Christopher Reynolds - Biography#


Reynolds received his M.A. and Ph.D. in musicology from Princeton University. He began his career as a lecturer and choral director at the University of Illinois, Champaign-Urbana, and then taught and conducted at McGill University. From 1985-2018 he taught at UC Davis. Beginning in 1997 he spent many years as Director of Music at St. Martin’s Episcopal Church in Davis, Calif.

Reynolds was elected a fellow of the American Academy of Arts and Sciences in 2016 and an Honorary Member of the American Musicological Society (AMS) in 2017. He had previously served as President of the AMS for the years 2013 and 2014.

He is the author of three books, one on Renaissance music in fifteenth-century Rome, and another on how composers in the nineteenth century influenced each other ("Motives for Allusion: Context and Content in Nineteenth-Century Music," Harvard, 2003). His latest book is "Wagner, Schumann and the Lessons of Beethoven’s Ninth" (UC Press, 2015). His research has been supported by fellowships from the ACLS, the NEH (twice), the Humboldt Foundation, and two residencies at the Villa I Tatti in Florence. He was a founding editor of Beethoven Forum and also served a term as editor of the AMS Studies in Music monograph series published with Oxford University Press.

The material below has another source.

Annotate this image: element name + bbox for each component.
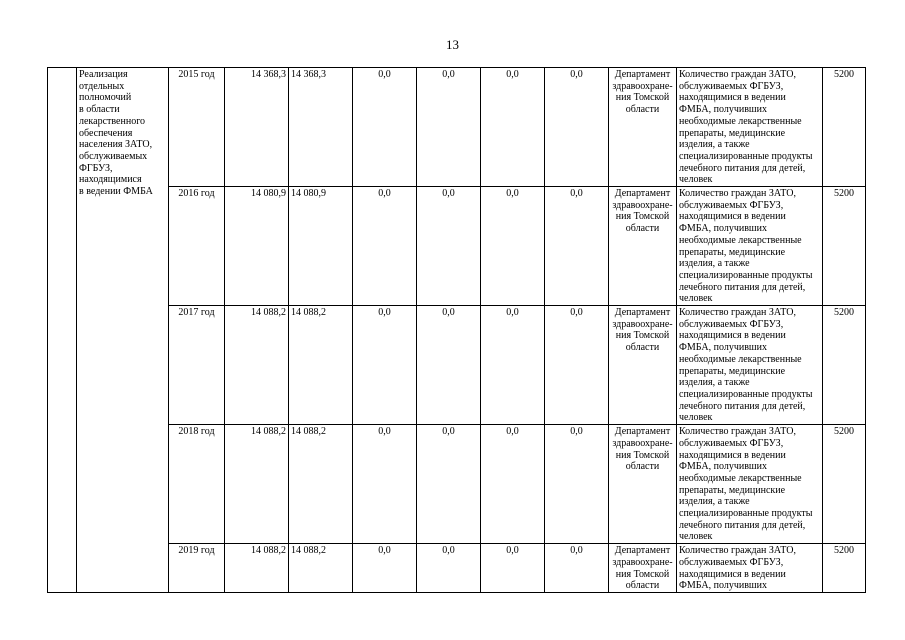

Reynolds has had a long-term interest in women's song. He is founder and curator of the blog, Women's Song Forum (https://www.womensongforum.org/). He is donating his collection of more than 8000 songs and letters by women composers and performers to the UC Davis Library, where it is housed in special collections as the Christopher A. Reynolds Collection of Women’s Song, 1800–1950. His comprehensive database, Women Song Composers: A Database of Songs Published in the United States and England, ca. 1890-1930, is available at https://merritt.cdlib.org/m/ark%3A%2F13030%2Fm5br8stc

He has held visiting professorships at Yale, Stanford, and UC Berkeley, in Germany at the University of Heidelberg and the University of Goettingen, and in Florence at the Villa I Tatti, the Harvard University Center for Renaissance Studies. As an administrator, Reynolds served two years as President of the American Musicological Society. He was twice chair of the Music Department and from 2002 to 2004 he directed the UC Study Center in Germany. From 2014-22 he has been faculty adviser to the Vice Provost for Academic Affairs at UC Davis.